What? Do you have any idea how liquid nitrogen actually works? No matter how well insulated the storage is, it is still constantly picking up ambient heat which means you need to keep supplying it with liquid nitrogen as it boils off to disapate said heat. Any big facility is going to make their own liquid nitrogen onsite because of the quantities they require. Making liquid nitrogen requires a lot of electricity. Liquid nitrogen is also expensive to store a lot of because it has no liquid state at ambient temp. That means you need refrigerated and pressurized dewars which basically nobody does, or you just fill up big insulated dewars with no active cooling and let the nitrogen perpetually boil.
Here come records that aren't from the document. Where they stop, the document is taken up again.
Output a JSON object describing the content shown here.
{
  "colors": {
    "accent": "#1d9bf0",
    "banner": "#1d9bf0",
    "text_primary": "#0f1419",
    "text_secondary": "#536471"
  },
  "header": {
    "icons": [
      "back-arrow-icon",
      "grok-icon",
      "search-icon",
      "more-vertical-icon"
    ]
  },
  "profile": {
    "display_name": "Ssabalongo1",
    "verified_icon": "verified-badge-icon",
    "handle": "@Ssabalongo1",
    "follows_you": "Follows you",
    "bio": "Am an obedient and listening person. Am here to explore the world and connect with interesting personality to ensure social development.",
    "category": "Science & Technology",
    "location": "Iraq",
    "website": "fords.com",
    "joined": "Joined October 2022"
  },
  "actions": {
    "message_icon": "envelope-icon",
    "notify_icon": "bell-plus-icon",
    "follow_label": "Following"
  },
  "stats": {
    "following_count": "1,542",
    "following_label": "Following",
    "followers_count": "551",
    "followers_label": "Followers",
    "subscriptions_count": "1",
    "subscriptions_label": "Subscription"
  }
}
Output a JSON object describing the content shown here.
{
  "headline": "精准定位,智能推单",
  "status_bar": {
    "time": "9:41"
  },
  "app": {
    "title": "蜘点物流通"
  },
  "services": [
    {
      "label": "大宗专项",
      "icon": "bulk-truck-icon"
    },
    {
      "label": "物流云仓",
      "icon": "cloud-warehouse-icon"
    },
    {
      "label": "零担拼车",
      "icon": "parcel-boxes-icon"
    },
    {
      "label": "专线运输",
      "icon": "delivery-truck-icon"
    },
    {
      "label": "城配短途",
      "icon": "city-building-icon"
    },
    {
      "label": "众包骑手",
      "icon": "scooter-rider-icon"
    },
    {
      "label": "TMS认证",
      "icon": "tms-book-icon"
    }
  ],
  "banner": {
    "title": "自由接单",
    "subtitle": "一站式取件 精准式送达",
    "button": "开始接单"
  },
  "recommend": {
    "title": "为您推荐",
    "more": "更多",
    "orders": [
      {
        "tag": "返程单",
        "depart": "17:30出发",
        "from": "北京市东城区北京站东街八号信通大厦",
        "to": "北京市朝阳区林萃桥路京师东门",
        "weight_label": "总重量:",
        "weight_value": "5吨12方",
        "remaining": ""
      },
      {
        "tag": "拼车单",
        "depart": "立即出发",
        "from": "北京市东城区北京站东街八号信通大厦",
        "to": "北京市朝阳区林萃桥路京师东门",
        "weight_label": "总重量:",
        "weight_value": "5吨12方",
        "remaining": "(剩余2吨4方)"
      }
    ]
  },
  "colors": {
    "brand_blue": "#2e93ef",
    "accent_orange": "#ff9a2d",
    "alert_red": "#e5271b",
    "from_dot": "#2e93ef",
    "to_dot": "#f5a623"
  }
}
If one of those facilities loses electricity then it stops making liquid nitrogen and the liquid nitrogen level in the storage tanks will begin to drop. Because of the costs associated with storing large quantities of liquid nitrogen they aren't going to store enough to last a prolonged outage. When I worked in an electronics plant our bulk tank of liquid nitrogen got filled weekly by a tanker truck and we didn't even use a fraction of the liquid nitrogen that one of these cryo facilities uses.
And that's not even talking about that fact that long term cryo preservation of large creatures like humans is complete bunk.
People who pay for cryogenic storage are simps and suckers.